I'm working on an OpenCL program that calls the same kernel several times in a loop. When I use clEnqueueReadBuffer to transfer device memory back to the host it reports that the command queue is invalid.
Below is a function that is called to initiate a bitonic sort, it's shortened to make it more readable.
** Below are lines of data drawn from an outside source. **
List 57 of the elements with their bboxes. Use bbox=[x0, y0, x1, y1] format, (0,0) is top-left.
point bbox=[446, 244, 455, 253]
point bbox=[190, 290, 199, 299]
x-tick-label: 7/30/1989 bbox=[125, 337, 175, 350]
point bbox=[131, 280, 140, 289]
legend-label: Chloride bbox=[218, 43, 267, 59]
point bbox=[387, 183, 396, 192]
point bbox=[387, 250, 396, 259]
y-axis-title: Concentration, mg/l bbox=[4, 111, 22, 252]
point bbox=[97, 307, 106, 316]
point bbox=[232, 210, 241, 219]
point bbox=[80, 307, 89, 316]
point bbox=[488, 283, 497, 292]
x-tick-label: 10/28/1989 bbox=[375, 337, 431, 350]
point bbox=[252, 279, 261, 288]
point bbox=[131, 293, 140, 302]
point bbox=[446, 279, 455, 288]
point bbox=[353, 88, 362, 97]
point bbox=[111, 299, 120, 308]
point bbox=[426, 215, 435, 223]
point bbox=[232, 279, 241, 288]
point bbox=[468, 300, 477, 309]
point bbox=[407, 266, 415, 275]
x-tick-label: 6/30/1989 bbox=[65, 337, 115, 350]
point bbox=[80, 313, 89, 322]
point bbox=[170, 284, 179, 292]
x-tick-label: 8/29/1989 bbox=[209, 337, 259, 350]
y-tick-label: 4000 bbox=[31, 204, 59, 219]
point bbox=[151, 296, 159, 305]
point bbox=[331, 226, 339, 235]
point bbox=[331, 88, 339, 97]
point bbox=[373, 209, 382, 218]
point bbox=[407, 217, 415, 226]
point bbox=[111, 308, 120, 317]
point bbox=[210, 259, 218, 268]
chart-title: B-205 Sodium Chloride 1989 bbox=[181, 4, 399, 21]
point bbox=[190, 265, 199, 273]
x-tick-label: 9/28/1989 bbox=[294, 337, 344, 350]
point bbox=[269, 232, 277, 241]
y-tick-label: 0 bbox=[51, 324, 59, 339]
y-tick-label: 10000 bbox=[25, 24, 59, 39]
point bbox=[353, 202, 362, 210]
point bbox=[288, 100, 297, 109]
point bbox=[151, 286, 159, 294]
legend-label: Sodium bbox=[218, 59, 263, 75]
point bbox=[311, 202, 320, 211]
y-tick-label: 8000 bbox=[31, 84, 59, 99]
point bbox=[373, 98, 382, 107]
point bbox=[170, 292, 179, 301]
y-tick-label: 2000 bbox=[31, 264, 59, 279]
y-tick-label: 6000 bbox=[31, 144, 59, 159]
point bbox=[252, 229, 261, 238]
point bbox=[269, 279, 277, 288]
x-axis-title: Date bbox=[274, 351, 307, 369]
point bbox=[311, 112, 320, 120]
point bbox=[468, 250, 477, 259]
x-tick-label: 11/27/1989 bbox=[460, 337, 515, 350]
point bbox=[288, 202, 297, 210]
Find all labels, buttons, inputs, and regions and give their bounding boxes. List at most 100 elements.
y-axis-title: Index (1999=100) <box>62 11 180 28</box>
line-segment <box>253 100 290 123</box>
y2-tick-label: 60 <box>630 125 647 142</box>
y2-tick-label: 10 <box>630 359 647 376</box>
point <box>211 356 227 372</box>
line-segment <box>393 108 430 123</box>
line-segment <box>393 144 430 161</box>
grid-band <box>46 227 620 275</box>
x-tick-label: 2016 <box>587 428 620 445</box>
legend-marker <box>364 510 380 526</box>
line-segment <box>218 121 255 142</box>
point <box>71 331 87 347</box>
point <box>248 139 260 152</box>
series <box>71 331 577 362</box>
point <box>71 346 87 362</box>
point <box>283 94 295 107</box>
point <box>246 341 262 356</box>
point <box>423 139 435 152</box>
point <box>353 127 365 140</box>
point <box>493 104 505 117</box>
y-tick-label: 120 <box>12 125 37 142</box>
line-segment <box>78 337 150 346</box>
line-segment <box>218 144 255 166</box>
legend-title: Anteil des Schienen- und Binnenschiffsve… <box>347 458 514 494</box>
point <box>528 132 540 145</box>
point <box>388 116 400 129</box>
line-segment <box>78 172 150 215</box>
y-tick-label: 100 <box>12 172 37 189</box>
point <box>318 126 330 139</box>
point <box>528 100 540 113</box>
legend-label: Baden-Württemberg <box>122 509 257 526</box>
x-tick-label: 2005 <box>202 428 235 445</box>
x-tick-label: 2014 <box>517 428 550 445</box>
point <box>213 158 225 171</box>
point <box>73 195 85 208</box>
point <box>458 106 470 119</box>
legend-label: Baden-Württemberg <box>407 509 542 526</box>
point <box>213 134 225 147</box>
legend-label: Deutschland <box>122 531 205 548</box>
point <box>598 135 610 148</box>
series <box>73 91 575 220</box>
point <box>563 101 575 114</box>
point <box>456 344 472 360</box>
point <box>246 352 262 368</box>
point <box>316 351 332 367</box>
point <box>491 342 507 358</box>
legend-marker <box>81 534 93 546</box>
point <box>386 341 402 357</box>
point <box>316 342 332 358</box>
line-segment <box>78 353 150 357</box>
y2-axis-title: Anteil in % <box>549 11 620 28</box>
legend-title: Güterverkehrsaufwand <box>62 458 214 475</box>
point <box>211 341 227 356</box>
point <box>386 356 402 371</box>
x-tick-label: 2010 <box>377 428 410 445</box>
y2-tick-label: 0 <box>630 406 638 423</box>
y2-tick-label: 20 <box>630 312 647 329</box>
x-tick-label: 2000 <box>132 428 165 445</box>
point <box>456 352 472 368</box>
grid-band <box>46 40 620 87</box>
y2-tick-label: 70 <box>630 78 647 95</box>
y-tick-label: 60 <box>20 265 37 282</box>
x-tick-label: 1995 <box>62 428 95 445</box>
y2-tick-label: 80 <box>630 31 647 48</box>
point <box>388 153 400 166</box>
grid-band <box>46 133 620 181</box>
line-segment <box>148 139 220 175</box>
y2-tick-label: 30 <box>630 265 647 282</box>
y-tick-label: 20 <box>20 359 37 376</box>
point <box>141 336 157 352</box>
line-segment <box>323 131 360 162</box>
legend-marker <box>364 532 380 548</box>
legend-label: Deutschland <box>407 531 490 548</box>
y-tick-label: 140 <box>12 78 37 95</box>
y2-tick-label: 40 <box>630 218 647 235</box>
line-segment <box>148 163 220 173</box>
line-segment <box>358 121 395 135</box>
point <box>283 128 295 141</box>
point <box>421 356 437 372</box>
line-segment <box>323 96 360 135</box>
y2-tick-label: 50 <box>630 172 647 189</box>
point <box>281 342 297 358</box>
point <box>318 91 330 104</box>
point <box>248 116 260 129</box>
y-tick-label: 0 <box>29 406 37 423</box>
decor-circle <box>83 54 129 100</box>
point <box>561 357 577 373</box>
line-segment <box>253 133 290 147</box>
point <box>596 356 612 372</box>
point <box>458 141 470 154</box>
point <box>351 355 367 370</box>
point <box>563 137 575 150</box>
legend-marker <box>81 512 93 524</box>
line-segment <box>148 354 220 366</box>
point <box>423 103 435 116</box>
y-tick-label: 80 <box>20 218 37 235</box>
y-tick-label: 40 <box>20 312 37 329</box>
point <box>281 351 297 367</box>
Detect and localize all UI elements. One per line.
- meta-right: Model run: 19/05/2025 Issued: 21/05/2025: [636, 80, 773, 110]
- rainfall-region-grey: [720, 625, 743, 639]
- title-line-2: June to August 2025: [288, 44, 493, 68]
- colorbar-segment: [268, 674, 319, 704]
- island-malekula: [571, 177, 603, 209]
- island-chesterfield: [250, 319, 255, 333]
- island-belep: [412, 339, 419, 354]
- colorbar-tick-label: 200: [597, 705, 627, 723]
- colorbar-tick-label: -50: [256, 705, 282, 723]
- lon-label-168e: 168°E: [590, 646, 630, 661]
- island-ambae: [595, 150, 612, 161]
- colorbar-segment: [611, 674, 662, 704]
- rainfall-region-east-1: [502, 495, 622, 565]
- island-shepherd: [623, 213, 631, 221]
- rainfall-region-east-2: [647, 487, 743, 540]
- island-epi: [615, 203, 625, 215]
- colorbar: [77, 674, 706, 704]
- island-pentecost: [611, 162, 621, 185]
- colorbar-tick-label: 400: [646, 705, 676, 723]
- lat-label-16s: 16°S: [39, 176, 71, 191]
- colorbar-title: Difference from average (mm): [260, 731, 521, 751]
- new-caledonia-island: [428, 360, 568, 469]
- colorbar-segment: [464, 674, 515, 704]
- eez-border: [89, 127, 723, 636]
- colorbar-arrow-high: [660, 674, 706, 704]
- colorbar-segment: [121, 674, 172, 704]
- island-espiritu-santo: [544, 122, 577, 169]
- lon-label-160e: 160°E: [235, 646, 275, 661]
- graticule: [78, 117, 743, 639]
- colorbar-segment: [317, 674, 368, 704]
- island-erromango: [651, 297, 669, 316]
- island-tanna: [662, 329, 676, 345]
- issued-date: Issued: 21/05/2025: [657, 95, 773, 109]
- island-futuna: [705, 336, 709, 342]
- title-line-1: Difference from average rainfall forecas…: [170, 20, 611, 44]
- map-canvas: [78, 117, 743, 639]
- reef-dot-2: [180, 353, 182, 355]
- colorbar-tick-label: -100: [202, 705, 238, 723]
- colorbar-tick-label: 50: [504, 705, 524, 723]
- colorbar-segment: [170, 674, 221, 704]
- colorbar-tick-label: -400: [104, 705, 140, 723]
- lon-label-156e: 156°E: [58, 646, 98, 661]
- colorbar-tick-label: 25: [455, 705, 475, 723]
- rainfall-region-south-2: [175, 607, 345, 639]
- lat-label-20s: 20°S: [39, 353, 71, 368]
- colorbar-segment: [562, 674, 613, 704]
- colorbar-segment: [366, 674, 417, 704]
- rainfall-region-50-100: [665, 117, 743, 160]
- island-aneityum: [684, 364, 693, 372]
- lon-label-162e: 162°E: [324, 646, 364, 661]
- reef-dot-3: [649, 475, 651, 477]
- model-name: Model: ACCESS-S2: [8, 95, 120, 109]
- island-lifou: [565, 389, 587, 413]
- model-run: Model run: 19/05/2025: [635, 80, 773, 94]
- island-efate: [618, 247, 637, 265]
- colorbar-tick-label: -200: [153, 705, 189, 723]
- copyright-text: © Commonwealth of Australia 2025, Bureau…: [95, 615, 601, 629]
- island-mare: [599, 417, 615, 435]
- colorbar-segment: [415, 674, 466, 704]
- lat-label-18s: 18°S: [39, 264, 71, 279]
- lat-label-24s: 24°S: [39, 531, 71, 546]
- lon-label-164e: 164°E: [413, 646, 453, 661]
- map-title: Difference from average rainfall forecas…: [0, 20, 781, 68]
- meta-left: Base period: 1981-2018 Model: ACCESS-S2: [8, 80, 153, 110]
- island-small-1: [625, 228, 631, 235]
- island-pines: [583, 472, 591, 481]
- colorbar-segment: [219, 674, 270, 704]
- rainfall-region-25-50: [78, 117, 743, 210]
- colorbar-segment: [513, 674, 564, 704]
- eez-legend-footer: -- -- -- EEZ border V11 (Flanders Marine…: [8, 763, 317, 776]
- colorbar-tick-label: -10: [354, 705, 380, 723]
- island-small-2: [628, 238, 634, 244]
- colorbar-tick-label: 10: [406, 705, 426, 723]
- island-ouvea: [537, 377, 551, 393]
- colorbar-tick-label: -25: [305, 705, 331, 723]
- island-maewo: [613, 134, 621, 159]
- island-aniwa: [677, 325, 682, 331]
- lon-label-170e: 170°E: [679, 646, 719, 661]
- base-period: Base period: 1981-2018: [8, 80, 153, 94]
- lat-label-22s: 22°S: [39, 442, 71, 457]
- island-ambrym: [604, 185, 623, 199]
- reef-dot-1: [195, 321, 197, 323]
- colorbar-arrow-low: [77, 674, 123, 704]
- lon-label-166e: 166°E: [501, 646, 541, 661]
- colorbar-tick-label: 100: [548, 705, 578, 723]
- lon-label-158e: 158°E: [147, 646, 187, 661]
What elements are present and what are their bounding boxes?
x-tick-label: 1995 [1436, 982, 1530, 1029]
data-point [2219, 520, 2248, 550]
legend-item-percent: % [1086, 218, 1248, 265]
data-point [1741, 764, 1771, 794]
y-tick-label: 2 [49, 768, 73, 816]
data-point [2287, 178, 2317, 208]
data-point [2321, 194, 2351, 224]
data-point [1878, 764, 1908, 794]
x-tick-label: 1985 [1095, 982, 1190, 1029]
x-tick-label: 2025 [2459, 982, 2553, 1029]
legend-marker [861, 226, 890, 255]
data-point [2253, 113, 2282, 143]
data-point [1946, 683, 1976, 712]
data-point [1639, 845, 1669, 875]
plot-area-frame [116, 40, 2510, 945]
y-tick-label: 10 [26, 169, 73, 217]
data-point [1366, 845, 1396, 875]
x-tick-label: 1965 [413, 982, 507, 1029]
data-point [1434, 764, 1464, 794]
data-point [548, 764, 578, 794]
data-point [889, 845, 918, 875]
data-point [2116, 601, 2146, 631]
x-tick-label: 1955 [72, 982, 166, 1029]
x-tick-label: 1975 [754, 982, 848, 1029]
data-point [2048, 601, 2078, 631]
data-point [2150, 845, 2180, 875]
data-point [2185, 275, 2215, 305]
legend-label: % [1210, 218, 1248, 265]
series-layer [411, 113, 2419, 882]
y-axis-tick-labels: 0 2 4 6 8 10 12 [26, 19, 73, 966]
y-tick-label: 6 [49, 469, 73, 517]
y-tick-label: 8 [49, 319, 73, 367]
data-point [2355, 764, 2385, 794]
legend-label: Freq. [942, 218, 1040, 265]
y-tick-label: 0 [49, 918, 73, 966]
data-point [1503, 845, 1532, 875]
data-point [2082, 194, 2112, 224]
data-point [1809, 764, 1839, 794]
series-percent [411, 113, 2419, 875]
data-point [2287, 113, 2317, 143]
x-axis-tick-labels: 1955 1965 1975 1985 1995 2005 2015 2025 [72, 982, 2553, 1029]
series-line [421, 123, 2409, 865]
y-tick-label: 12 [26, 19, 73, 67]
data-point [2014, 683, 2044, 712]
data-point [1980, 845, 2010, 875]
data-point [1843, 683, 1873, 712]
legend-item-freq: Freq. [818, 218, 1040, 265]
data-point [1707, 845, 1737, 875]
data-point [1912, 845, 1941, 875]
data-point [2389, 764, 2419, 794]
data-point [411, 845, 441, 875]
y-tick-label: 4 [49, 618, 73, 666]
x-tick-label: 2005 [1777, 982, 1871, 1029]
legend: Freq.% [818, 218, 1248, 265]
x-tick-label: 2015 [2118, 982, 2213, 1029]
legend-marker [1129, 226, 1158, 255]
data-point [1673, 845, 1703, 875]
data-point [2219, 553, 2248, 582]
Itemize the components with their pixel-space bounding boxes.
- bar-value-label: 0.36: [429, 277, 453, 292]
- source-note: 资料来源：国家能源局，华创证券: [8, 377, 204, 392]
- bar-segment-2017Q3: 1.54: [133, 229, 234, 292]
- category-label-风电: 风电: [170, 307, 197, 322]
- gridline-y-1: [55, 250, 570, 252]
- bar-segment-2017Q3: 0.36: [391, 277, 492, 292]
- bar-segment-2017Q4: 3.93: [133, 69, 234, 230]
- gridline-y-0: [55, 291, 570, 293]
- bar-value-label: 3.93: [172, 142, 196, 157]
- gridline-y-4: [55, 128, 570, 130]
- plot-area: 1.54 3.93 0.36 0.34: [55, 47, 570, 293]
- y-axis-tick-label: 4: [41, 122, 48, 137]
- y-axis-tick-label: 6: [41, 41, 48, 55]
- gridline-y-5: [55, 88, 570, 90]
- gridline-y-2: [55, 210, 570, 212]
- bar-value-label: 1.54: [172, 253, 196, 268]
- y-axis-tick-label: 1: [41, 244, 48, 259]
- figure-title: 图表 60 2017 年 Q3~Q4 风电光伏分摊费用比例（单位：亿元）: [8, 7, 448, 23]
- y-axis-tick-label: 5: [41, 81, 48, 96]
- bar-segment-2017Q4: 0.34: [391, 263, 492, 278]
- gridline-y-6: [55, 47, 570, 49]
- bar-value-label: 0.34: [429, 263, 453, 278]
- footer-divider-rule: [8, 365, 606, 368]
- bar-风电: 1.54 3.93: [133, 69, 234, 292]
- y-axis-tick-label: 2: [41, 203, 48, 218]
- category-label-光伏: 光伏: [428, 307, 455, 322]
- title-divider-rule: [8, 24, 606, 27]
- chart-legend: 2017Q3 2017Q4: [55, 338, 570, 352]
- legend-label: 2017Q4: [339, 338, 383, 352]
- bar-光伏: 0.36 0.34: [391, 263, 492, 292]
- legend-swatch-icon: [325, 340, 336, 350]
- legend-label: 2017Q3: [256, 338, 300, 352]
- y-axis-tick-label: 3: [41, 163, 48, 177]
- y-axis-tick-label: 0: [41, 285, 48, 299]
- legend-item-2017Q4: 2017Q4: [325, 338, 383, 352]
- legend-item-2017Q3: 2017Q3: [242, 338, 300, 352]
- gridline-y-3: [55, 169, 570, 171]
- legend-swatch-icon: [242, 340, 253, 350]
The device list, context, command queue and kernel are created outside and passed to this function. list contains the list to be sorted, size is the number of elements in list.
cl_int OpenCLBitonicSort(cl_device_id device, cl_context context,
cl_command_queue commandQueue, cl_kernel bitonicSortKernel,
unsigned int * list, unsigned int size){
//create OpenCL specific variables
cl_int error = CL_SUCCESS;
size_t maximum_local_ws;
size_t local_ws;
size_t global_ws;
//create variables that keep track of bitonic sorting progress
unsigned int stage = 0;
unsigned int subStage;
unsigned int numberOfStages = 0;
//get maximum work group size
clGetKernelWorkGroupInfo(bitonicSortKernel, device,
CL_KERNEL_WORK_GROUP_SIZE, sizeof(maximum_local_ws),
&maximum_local_ws, NULL);
//make local_ws the largest perfect square allowed by OpenCL
for(i = 1; i <= maximum_local_ws; i *= 2){
local_ws = (size_t) i;
}
//total number of comparators will be half the items in the list
global_ws = (size_t) size/2;
//transfer list to the device
cl_mem list_d = clCreateBuffer(context, CL_MEM_COPY_HOST_PTR,
size * sizeof(unsigned int), list, &error);
//find the number of stages needed (numberOfStages = ln(size))
for(numberOfStages = 0; (1 << numberOfStages ^ size); numberOfStages++){
}
//loop through all stages
for(stage = 0; stage < numberOfStages; stage++){
//loop through all substages in each stage
for(subStage = stage, i = 0; i <= stage; subStage--, i++){
//add kernel parameters
error = clSetKernelArg(bitonicSortKernel, 0,
sizeof(cl_mem), &list_d);
error = clSetKernelArg(bitonicSortKernel, 1,
sizeof(unsigned int), &size);
error = clSetKernelArg(bitonicSortKernel, 2,
sizeof(unsigned int), &stage);
error = clSetKernelArg(bitonicSortKernel, 3,
sizeof(unsigned int), &subStage);
//call the kernel
error = clEnqueueNDRangeKernel(commandQueue, bitonicSortKernel, 1,
NULL, &global_ws, &local_ws, 0, NULL, NULL);
//wait for the kernel to stop executing
error = clEnqueueBarrier(commandQueue);
}
}
//read the result back to the host
error = clEnqueueReadBuffer(commandQueue, list_d, CL_TRUE, 0,
size * sizeof(unsigned int), list, 0, NULL, NULL);
//free the list on the device
clReleaseMemObject(list_d);
return error;
}
In this code: clEnqueueReadBuffer says that the commandQueue is invalid. However it was valid when I called clEnqueueNDRangeKernel and clEnqueueBarrier.
When I set numberOfStages to just be 1 and stage to just be 0, so that clEnqueueNDRangeKernel is only called once, the code worked without returning errors (although the result was not correct). There is a problem with calling clEnqueueNDRangeKernel more than once (which I really need to do).
I'm on Mac OS 10.6 Snow Leopard and I'm using Apple's OpenCL 1.0 platform with an NVidia GeForce 9600m. Is running kernels within loops possible in OpenCL on other platforms? Has anyone had problems like this with OpenCL on OS X? What could be causing the command queue to be going invalid?